CrossTable(data$Gender, data$InfluencerType)
##
##
## Cell Contents
## |-------------------------|
## | N |
## | Chi-square contribution |
## | N / Row Total |
## | N / Col Total |
## | N / Table Total |
## |-------------------------|
##
##
## Total Observations in Table: 30519
##
##
## | data$InfluencerType
## data$Gender | macro | mega | micro | nano | Row Total |
## -------------|-----------|-----------|-----------|-----------|-----------|
## female | 24 | 2 | 502 | 13719 | 14247 |
## | 1.505 | 0.048 | 3.435 | 0.078 | |
## | 0.002 | 0.000 | 0.035 | 0.963 | 0.467 |
## | 0.364 | 0.400 | 0.507 | 0.466 | |
## | 0.001 | 0.000 | 0.016 | 0.450 | |
## -------------|-----------|-----------|-----------|-----------|-----------|
## male | 42 | 3 | 488 | 15739 | 16272 |
## | 1.318 | 0.042 | 3.008 | 0.068 | |
## | 0.003 | 0.000 | 0.030 | 0.967 | 0.533 |
## | 0.636 | 0.600 | 0.493 | 0.534 | |
## | 0.001 | 0.000 | 0.016 | 0.516 | |
## -------------|-----------|-----------|-----------|-----------|-----------|
## Column Total | 66 | 5 | 990 | 29458 | 30519 |
## | 0.002 | 0.000 | 0.032 | 0.965 | |
## -------------|-----------|-----------|-----------|-----------|-----------|
##
##
# change the order of the influencer type
$InfluencerType <- factor(data$InfluencerType,
datalevels = c("nano", "micro", "macro", "mega"))
#redo the crosstable
CrossTable(data$Gender, data$InfluencerType)
##
##
## Cell Contents
## |-------------------------|
## | N |
## | Chi-square contribution |
## | N / Row Total |
## | N / Col Total |
## | N / Table Total |
## |-------------------------|
##
##
## Total Observations in Table: 30519
##
##
## | data$InfluencerType
## data$Gender | nano | micro | macro | mega | Row Total |
## -------------|-----------|-----------|-----------|-----------|-----------|
## female | 13719 | 502 | 24 | 2 | 14247 |
## | 0.078 | 3.435 | 1.505 | 0.048 | |
## | 0.963 | 0.035 | 0.002 | 0.000 | 0.467 |
## | 0.466 | 0.507 | 0.364 | 0.400 | |
## | 0.450 | 0.016 | 0.001 | 0.000 | |
## -------------|-----------|-----------|-----------|-----------|-----------|
## male | 15739 | 488 | 42 | 3 | 16272 |
## | 0.068 | 3.008 | 1.318 | 0.042 | |
## | 0.967 | 0.030 | 0.003 | 0.000 | 0.533 |
## | 0.534 | 0.493 | 0.636 | 0.600 | |
## | 0.516 | 0.016 | 0.001 | 0.000 | |
## -------------|-----------|-----------|-----------|-----------|-----------|
## Column Total | 29458 | 990 | 66 | 5 | 30519 |
## | 0.965 | 0.032 | 0.002 | 0.000 | |
## -------------|-----------|-----------|-----------|-----------|-----------|
##
##
As you can see from the contingency table, female influencers account for nearly 47% of our sample, while male influencers account for 53%. If gender had nothing to do with the level of influence a user could reach, then we would end up finding around 47% females and 53% males among every single type of influencer. Now let’s see whether that is the case.

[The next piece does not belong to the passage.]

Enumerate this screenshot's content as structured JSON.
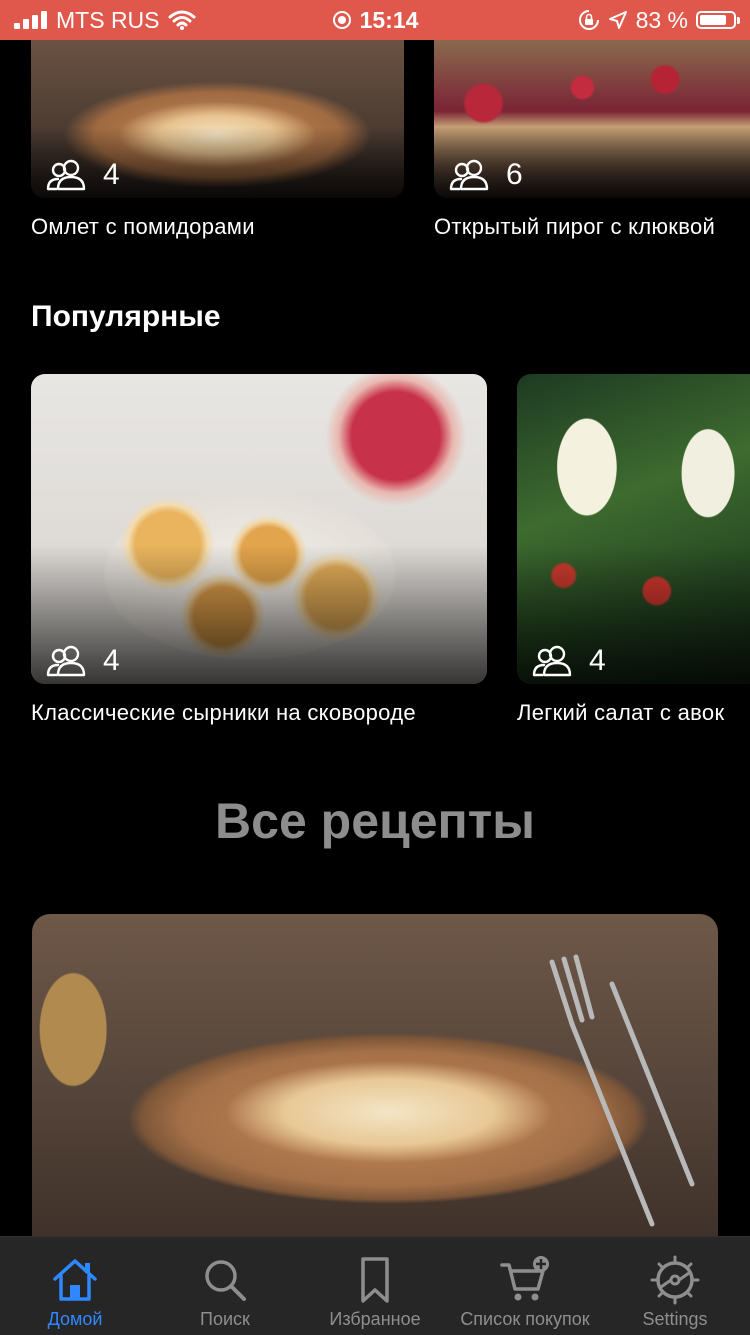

By looking into the Nano influencer column, we found 46.6% female and 53.4% male, which seems to be pretty close to the female and male percentages we had in our whole sample. Among the Micro influencers, almost 50% of them are female and 50% of them are male, which was a bit different from the percentages within the whole sample. However, when we move on to the next level, Macro influencer, we notice that females only account for 36% at this level while males account for 64% of all the macro influencers. Finally, for the most influential, the Mega influencer group, 40% of them are females, and the rest, 60%, are all males.
To summarize the patterns of this contingency table: at the Nano and Micro level, female and male influencers have a pretty balanced distribution; however, as the level of influencer goes up, female accounts for smaller percentages. So, it appears that gender does have a relationship with the type of influencer, with females more likely to be lower-level influencers and males more likely to be higher-level influencers.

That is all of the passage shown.